Quick Corn Harvest Should Propel Rooster Harvest
Other than farmers, nobody watches the progress of the fall harvest season like a hunter, ringneck raiders in particular.
For roosters, there’s no bigger safe haven than the giant corn fields that dominate the Midwest landscape in October. Early season pheasants pressured by hunters quickly learn to escape to these fields and loaf away the days. In years past, row crop harvests slowed down by weather events meant these fields existed well into November, and in some places, even longer.

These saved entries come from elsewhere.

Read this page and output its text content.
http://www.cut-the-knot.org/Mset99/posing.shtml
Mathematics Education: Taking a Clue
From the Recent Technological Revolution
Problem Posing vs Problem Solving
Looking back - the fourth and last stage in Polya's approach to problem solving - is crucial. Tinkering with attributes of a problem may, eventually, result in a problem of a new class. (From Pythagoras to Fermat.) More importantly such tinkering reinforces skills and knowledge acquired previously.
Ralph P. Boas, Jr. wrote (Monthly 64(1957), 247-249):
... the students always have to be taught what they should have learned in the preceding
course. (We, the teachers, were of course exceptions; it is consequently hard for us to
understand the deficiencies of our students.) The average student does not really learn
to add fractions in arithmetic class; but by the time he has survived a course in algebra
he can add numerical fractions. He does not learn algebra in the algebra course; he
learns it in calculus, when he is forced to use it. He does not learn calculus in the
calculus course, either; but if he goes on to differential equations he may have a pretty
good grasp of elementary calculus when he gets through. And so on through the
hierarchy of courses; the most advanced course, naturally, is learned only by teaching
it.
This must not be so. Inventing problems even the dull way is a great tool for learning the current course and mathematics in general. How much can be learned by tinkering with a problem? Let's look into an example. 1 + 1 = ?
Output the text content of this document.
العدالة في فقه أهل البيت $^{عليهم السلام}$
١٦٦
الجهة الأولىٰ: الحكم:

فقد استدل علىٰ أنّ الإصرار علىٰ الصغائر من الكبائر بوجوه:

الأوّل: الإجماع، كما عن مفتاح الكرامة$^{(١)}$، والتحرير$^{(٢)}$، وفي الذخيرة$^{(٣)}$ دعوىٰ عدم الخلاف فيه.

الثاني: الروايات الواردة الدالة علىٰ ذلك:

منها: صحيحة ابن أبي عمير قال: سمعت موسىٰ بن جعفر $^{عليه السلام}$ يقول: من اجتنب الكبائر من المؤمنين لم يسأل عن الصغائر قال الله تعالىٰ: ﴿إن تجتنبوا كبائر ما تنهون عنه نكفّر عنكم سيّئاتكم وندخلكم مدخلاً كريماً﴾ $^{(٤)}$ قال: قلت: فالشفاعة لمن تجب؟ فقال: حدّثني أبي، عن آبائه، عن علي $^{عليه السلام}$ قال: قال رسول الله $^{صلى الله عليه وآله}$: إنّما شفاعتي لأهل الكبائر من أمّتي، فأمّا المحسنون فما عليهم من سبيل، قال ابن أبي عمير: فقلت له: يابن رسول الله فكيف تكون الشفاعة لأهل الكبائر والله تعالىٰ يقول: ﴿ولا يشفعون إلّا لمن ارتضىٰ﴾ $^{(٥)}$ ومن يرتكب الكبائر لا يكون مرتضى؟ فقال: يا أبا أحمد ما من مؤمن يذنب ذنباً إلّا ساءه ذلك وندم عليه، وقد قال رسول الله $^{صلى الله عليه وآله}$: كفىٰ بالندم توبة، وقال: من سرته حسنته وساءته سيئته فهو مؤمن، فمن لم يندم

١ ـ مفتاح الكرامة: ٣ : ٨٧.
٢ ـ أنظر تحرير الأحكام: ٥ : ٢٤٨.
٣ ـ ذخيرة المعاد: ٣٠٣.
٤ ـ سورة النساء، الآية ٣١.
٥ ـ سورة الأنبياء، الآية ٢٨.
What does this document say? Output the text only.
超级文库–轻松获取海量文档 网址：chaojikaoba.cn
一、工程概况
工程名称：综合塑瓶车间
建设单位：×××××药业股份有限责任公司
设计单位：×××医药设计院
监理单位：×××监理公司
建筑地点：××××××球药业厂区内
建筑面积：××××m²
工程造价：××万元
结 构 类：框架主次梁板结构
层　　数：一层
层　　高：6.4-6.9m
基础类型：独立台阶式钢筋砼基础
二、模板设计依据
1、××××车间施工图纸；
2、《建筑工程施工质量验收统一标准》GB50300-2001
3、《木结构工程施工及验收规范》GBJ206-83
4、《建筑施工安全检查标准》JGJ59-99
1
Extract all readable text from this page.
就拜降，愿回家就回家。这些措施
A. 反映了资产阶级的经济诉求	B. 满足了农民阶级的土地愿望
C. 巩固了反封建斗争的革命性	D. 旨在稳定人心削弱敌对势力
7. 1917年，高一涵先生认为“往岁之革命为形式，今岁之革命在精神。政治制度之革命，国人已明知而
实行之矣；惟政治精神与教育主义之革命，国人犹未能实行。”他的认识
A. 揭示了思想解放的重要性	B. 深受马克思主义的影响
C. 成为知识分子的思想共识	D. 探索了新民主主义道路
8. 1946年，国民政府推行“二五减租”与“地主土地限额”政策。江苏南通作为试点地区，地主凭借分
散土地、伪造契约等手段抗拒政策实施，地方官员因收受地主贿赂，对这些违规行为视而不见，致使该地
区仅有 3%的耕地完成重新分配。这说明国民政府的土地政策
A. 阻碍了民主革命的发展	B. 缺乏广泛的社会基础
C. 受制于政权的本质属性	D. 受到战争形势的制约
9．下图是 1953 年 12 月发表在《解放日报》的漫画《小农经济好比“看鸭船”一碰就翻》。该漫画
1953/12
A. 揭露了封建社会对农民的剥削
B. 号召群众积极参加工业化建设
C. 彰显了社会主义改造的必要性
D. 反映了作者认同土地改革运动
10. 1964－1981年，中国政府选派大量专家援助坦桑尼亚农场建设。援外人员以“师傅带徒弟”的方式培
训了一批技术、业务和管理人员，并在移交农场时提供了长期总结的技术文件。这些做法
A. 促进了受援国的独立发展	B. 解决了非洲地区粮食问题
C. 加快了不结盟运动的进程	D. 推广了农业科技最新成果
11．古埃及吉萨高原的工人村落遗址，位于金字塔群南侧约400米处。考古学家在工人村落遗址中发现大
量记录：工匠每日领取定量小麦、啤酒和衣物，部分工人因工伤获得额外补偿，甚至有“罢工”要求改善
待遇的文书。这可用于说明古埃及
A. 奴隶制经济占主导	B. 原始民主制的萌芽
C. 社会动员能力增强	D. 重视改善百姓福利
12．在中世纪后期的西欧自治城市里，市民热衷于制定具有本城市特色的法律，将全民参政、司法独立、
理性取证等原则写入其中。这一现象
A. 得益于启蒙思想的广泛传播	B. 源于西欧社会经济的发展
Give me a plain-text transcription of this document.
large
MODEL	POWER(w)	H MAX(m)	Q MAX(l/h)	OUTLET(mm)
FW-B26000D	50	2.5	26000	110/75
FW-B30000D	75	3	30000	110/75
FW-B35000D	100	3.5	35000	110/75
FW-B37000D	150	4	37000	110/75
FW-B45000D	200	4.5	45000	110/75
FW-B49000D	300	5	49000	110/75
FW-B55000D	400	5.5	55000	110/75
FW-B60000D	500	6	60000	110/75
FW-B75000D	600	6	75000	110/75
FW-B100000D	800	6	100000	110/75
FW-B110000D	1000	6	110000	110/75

Much to the delight of farmers and pheasant hunters everywhere, those corn fields are vanishing quicker than teams willing to take a chance on Randy Moss. By Sunday, October 31, 91 percent of the nation’s corn crop was harvested, 67 percentage points ahead of last year and 30 percentage points ahead of the 5-year average, not to mention the earliest date since 1991 that harvest surpassed the 90 percent mark. Also from the USDA Crop Progress report:
- Minnesota’s corn crop advanced to 87 percent harvested by Sunday.
- In Kansas, corn harvest is 97 percent complete statewide.
- Corn harvest in Nebraska is 88 percent complete.
- 94 percent of Iowa’s corn acres had been harvested as of Sunday.
- In South Dakota, 81 percent of the corn is out.
- North Dakota remains the lowest reporting state with only 67 percent of corn harvested. (North Dakota is still 65 percent higher than this time last year).
This doesn’t make the act of hunting pheasants any easier, but will concentrate birds into their predictable habitat, which should increase shot opportunities. As I and two fellow Pheasants Forever bloggers are just five days out from PF’s Rooster Road Trip – in which we’ll hit five of the six mentioned states – this news couldn’t be any better. Well, except for the farmers.